Not all of the executives are at the helm of global multinationals. Perry Chen, the CEO and co-founder of the crowd funding website Kickstarter, Drew Houston of file backup and sharing service Dropbox, and Daniel Ek of on-demand music service Spotify, are expected to attend.
From Wall Street, there are seven Citigroup employees participating. JPMorgan Chase, Goldman Sachs, and Deutsche Bank are each sending six and UBS, Morgan Stanley, Bank of America and HSBC will each have a delegation of five.
The preliminary Davos program (PDF) includes sessions titled “Global Leadership in Transition” (with simultaneous translation in English, Chinese, and Japanese), “De-risking Africa,” and “Connecting Latin America.” Nonetheless, only 4.9% of the participants are coming from China and Japan, 4.8% from Africa and only 3.1% from South America. Two-thirds of the participants come from North America or Europe.
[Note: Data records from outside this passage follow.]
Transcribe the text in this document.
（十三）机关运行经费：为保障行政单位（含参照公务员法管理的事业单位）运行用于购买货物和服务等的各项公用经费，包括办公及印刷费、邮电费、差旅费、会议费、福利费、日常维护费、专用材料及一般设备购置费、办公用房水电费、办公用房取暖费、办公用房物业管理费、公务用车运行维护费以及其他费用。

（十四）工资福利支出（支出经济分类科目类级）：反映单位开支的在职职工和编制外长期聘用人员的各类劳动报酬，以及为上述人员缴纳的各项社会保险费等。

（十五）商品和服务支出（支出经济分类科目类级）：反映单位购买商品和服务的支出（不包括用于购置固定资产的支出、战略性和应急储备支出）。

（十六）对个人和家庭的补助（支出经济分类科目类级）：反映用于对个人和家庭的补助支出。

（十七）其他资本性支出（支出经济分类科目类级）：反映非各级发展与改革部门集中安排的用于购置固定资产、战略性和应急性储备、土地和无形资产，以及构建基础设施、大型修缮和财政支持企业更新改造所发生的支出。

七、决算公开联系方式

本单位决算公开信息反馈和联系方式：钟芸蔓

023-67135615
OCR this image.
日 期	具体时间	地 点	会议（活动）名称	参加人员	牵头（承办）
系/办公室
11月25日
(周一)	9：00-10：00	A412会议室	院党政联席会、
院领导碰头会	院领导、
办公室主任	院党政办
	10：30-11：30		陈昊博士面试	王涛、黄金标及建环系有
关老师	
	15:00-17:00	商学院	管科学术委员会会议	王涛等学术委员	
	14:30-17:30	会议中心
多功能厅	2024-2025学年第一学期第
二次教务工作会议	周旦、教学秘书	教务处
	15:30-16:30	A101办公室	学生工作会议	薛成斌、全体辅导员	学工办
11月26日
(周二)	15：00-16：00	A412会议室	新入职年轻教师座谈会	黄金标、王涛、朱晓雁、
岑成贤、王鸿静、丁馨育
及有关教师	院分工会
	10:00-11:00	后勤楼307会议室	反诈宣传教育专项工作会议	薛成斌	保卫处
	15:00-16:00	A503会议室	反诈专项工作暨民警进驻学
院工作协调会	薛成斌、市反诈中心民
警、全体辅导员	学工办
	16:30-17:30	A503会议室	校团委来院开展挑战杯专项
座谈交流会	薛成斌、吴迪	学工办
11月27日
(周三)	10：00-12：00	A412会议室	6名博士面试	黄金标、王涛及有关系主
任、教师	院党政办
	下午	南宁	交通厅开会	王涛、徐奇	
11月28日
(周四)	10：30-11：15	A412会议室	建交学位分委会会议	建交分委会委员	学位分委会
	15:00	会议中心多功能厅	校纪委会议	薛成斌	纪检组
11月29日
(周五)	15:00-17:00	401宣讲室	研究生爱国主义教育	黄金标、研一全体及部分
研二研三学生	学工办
Less than 17% of the world’s population lives in those two regions.
Politicians and Bureaucrats
Thirty-seven sitting prime ministers and presidents are expected this year, including Shimon Peres of Israel, Mario Monti of Italy, and Dmitry Medvedev of Russia.
From the US, at least three senators, five members of the House of Representatives, and the governors of Maryland, Delaware, and Colorado are expected to attend. The bureaucrats at the top of the Federal Trade Commission, Federal Communications Commission and the Food and Drug Administration are also listed. Most are participating as panelists or speakers during at least one session during the event, according to a copy of the schedule.
Out of office politicians will also be in attendance. Former US President Bill Clinton and Former UK Prime Ministers Gordon Brown and Tony Blair are listed as participants this year. All three are currently serving as UN representatives. Clinton is the UN Special Envoy to Haiti, Brown the Special Envoy for Global Education and Blair is the UN Middle East Quartet Representative. Eighty-nine-year-old Henry Kissenger, US Secretary of State under Presidents Nixon and Ford, is listed as well.
Fifteen more administrators of United Nations programs are listed as participants including Secretary General Ban Ki-moon and the executive directors of UNICEF, UNESCO, and the World Food Program.
In all there are more than 300 participants expected to attend who hold positions in governments around the world.
There are at least 14 Nobel Prize winners scheduled to attend and participate in sessions. An “Interactive Dinner Session” titled “The State of the World with Nobel Laureates” has 11 participating laureates on the agenda. Academia is represented by more than 100 professors, with economists Robert Shiller, Ken Rogoff, and Joseph Stiglitz included.